St. Mary’s offers free breast cancer screeningNot only can women get a free mammogram in Superior this month, they can walk out of the testing with some goodies.
By: Maria Lockwood, Superior Telegram
Not only can women get a free mammogram in Superior this month, they can walk out of the testing with some goodies.
“The option is free to the women — it is paid for by Medicaid, Medicare or Well Woman depending on what they are eligible for,” said Marjorie Johnson with the Midwest division of the American Cancer Society.
Although free mammogram days were held twice in Duluth last year, this will be Superior’s first. The test is being offered to any woman who is on Medicaid, Medicare, uninsured or underinsured.
“Outreach is crucial because many low income women do not make time to care for themselves and may not understand their risk of breast cancer,” Johnson said.
The event takes place on April 16 at Essentia Health/St. Mary’s Hospital in Superior, 3500 Tower Ave. Women age 40 and older who haven’t been screened this year can sign up for one of the 20 available slots by calling Harbor House Crisis Shelters, 715-394-9608 or Northwest Wisconsin Community Services Agency, 715-392-5127. Walk-ins will also be accepted if any slots are available the day of the screenings, Johnson said.
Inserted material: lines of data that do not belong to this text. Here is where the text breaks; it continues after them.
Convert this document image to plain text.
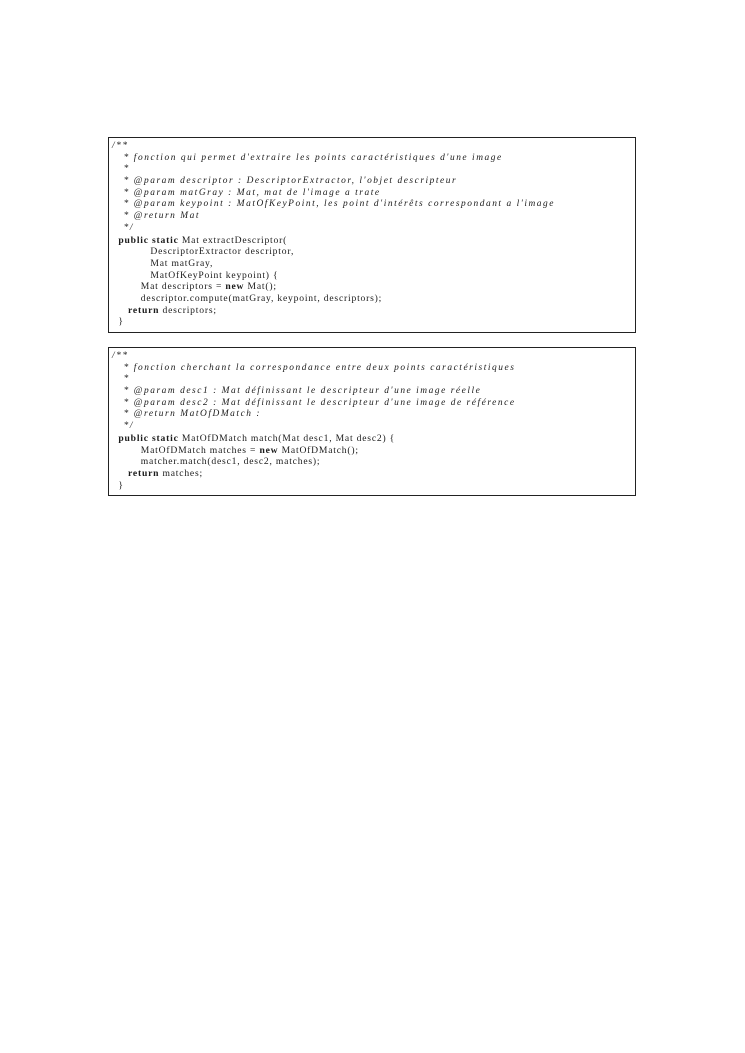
/**
* fonction qui permet d'extraire les points caractéristiques d'une image
*
* @param descriptor : DescriptorExtractor, l'objet descripteur
* @param matGray : Mat, mat de l'image a trate
* @param keypoint : MatOfKeyPoint, les point d'intérêts correspondant a l'image
* @return Mat
*/
public static Mat extractDescriptor(
DescriptorExtractor descriptor,
Mat matGray,
MatOfKeyPoint keypoint) {
Mat descriptors = new Mat();
descriptor.compute(matGray, keypoint, descriptors);
return descriptors;
}
/**
* fonction cherchant la correspondance entre deux points caractéristiques
*
* @param desc1 : Mat définissant le descripteur d'une image réelle
* @param desc2 : Mat définissant le descripteur d'une image de référence
* @return MatOfDMatch :
*/
public static MatOfDMatch match(Mat desc1, Mat desc2) {
MatOfDMatch matches = new MatOfDMatch();
matcher.match(desc1, desc2, matches);
return matches;
}
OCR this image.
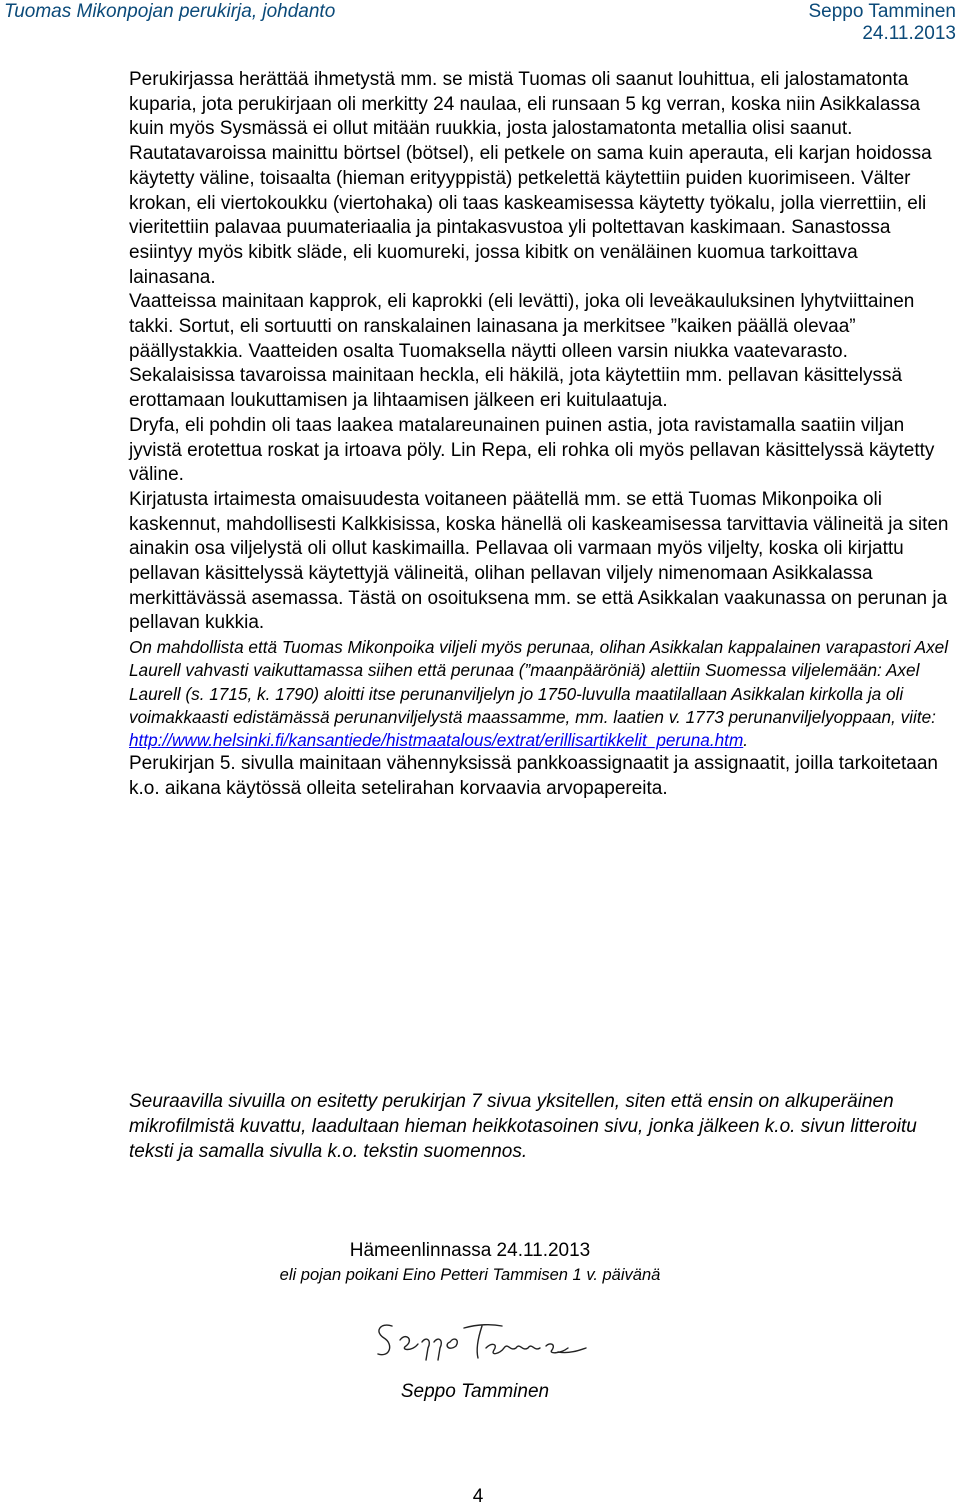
Tuomas Mikonpojan perukirja, johdanto	Seppo Tamminen
24.11.2013

Perukirjassa herättää ihmetystä mm. se mistä Tuomas oli saanut louhittua, eli jalostamatonta kuparia, jota perukirjaan oli merkitty 24 naulaa, eli runsaan 5 kg verran, koska niin Asikkalassa kuin myös Sysmässä ei ollut mitään ruukkia, josta jalostamatonta metallia olisi saanut.

Rautatavaroissa mainittu börtsel (bötsel), eli petkele on sama kuin aperauta, eli karjan hoidossa käytetty väline, toisaalta (hieman erityyppistä) petkelettä käytettiin puiden kuorimiseen. Välter krokan, eli viertokoukku (viertohaka) oli taas kaskeamisessa käytetty työkalu, jolla vierrettiin, eli vieritettiin palavaa puumateriaalia ja pintakasvustoa yli poltettavan kaskimaan. Sanastossa esiintyy myös kibitk släde, eli kuomureki, jossa kibitk on venäläinen kuomua tarkoittava lainasana.

Vaatteissa mainitaan kapprok, eli kaprokki (eli levätti), joka oli leveäkauluksinen lyhytviittainen takki. Sortut, eli sortuutti on ranskalainen lainasana ja merkitsee ”kaiken päällä olevaa” päällystakkia. Vaatteiden osalta Tuomaksella näytti olleen varsin niukka vaatevarasto.

Sekalaisissa tavaroissa mainitaan heckla, eli häkilä, jota käytettiin mm. pellavan käsittelyssä erottamaan loukuttamisen ja lihtaamisen jälkeen eri kuitulaatuja.

Dryfa, eli pohdin oli taas laakea matalareunainen puinen astia, jota ravistamalla saatiin viljan jyvistä erotettua roskat ja irtoava pöly. Lin Repa, eli rohka oli myös pellavan käsittelyssä käytetty väline.

Kirjatusta irtaimesta omaisuudesta voitaneen päätellä mm. se että Tuomas Mikonpoika oli kaskennut, mahdollisesti Kalkkisissa, koska hänellä oli kaskeamisessa tarvittavia välineitä ja siten ainakin osa viljelystä oli ollut kaskimailla. Pellavaa oli varmaan myös viljelty, koska oli kirjattu pellavan käsittelyssä käytettyjä välineitä, olihan pellavan viljely nimenomaan Asikkalassa merkittävässä asemassa. Tästä on osoituksena mm. se että Asikkalan vaakunassa on perunan ja pellavan kukkia.

On mahdollista että Tuomas Mikonpoika viljeli myös perunaa, olihan Asikkalan kappalainen varapastori Axel Laurell vahvasti vaikuttamassa siihen että perunaa (”maanpääröniä) alettiin Suomessa viljelemään: Axel Laurell (s. 1715, k. 1790) aloitti itse perunanviljelyn jo 1750-luvulla maatilallaan Asikkalan kirkolla ja oli voimakkaasti edistämässä perunanviljelystä maassamme, mm. laatien v. 1773 perunanviljelyoppaan, viite: http://www.helsinki.fi/kansantiede/histmaatalous/extrat/erillisartikkelit_peruna.htm.

Perukirjan 5. sivulla mainitaan vähennyksissä pankkoassignaatit ja assignaatit, joilla tarkoitetaan k.o. aikana käytössä olleita setelirahan korvaavia arvopapereita.

Seuraavilla sivuilla on esitetty perukirjan 7 sivua yksitellen, siten että ensin on alkuperäinen mikrofilmistä kuvattu, laadultaan hieman heikkotasoinen sivu, jonka jälkeen k.o. sivun litteroitu teksti ja samalla sivulla k.o. tekstin suomennos.

Hämeenlinnassa 24.11.2013
eli pojan poikani Eino Petteri Tammisen 1 v. päivänä
Seppo Tamminen
4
Women debating whether to sign up are encouraged to attend an information session from 10-11 a.m. April 9 at Faith United Methodist Church, 1531 Hughitt Ave.
Licia Connolly, a nurse and breast health navigator for Essentia Health, provides information about the importance of early detection; how women can know if they are at a higher risk of developing breast cancer; and what women can do to decrease the chance of developing breast cancer. Everyone is welcome to attend the free session. Those planning to attend are asked to call Kelly at the church, 715-394-9608, but walk-ins are also welcome.
Breast cancer holds the number two position for most common and most deadly cancer for women in the United States. About 1-in-8 or 12 percent of women in the United States will develop invasive breast cancer during their lifetime, according to the American Cancer Society. Breast cancer is the second leading cause of cancer death in women, exceeded only by lung cancer.
Mammograms can find breast cancer early, even before symptoms appear. Most doctors feel that early detection tests for breast cancer save many thousands of lives each year and that many more lives could be saved if even more women and their health care providers took advantage of these tests, according to the American Cancer Society.
The screenings will be done on the Superior hospital’s new digital mammography machine, which provides a higher-quality image than a standard machine. Following the test, which takes about 15 minutes, participants will receive a $10 gift card and a tote bag. Sponsors of the event include Essentia Health, Harbor House, NWCSA, the American Cancer Society and the YMCA.